Normen­kontroll­antrag gegen das Gesetz zur Änderung des Bremischen Hafen­betriebs­gesetzes unzulässigStaats­ge­richtshof Bremen zum landes­ge­setz­lichen Umschlagverbot für Kernbrennstoffe

Der Staats­ge­richtshof Bremen hat den Normen­kontroll­antrag der Abgeordneten der CDU-Fraktion der Bremischen Bürgerschaft gegen das Gesetz zur Änderung des Bremischen Hafen­betriebs­gesetzes als unzulässig zurückgewiesen. Das am 31. Januar 2012 verkündete Landesgesetz schließt den Umschlag von Kernbrenn­stoffen im Sinne des § 2 Abs. 1 des Atomgesetzes über die bremischen Häfen grundsätzlich aus, und zwar, wie es in dem Gesetz heißt, im Interesse einer auf Nachhaltigkeit und erneuerbare Energien ausgerichteten Gesamt­wirt­schaft.

Die Antragsteller des zugrunde liegenden Falls sind der Ansicht, bei dem Änderungsgesetz handele es sich um eine atomrechtliche Regelung. Für das Atomrecht sei aber nach der Kompe­ten­z­ordnung des Grundgesetzes ausschließlich der Bund zuständig (Art. 73 Abs. 1 Nr. 14 GG). Der Landes­ge­setzgeber habe mit dem Änderungsgesetz seine Befugnisse überschritten.
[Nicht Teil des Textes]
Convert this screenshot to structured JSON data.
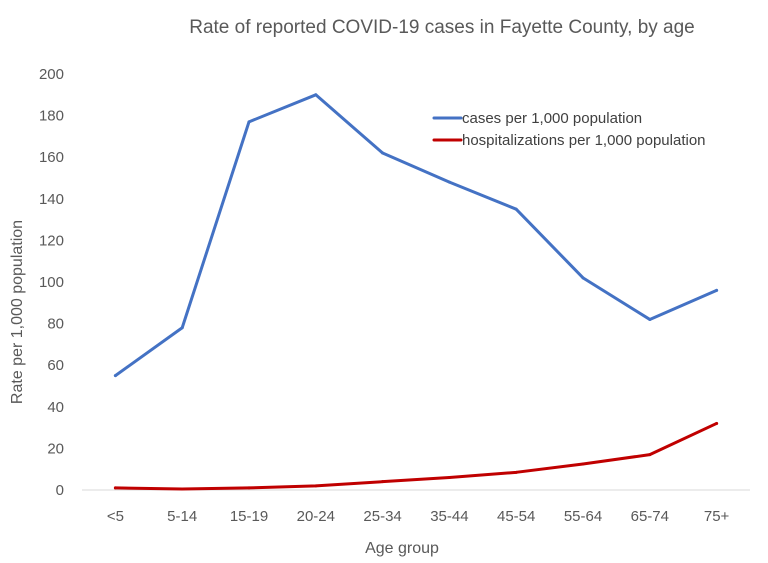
{
  "chart_data": {
    "type": "line",
    "title": "Rate of reported COVID-19 cases in Fayette County, by age",
    "xlabel": "Age group",
    "ylabel": "Rate per 1,000 population",
    "categories": [
      "<5",
      "5-14",
      "15-19",
      "20-24",
      "25-34",
      "35-44",
      "45-54",
      "55-64",
      "65-74",
      "75+"
    ],
    "ylim": [
      0,
      200
    ],
    "yticks": [
      0,
      20,
      40,
      60,
      80,
      100,
      120,
      140,
      160,
      180,
      200
    ],
    "grid": false,
    "legend_position": "top-right",
    "series": [
      {
        "name": "cases per 1,000 population",
        "color": "#4472C4",
        "values": [
          55,
          78,
          177,
          190,
          162,
          148,
          135,
          102,
          82,
          96
        ]
      },
      {
        "name": "hospitalizations per 1,000 population",
        "color": "#C00000",
        "values": [
          1,
          0.5,
          1,
          2,
          4,
          6,
          8.5,
          12.5,
          17,
          32
        ]
      }
    ]
  }
}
Staats­ge­richtshof weist Normen­kon­trol­lantrag als unzulässig zurück

Der Staats­ge­richtshof hat den Normen­kon­trol­lantrag als unzulässig zurückgewiesen, weil ihm die Prüfkompetenz in Bezug auf die mit dem Normen­kon­trol­lantrag aufgeworfene Frage, ob das Änderungsgesetz gegen die Kompe­ten­z­ordnung des Grundgesetzes und den ungeschriebenen Grundsatz der Bundestreue verstoße, fehle. Der Staats­ge­richtshof messe die Gültigkeit bremischen Landesrechts vielmehr allein an der Bremischen Landes­ver­fassung. In dieser Beschränkung auf die Entscheidung über landes­ver­fas­sungs­rechtliche Fragen komme aus Ausdruck, dass die Verfas­sungsräume von Bund und Ländern nach der föderativen Ordnung des Grundgesetzes prinzipiell selbstständig nebeneinander stünden.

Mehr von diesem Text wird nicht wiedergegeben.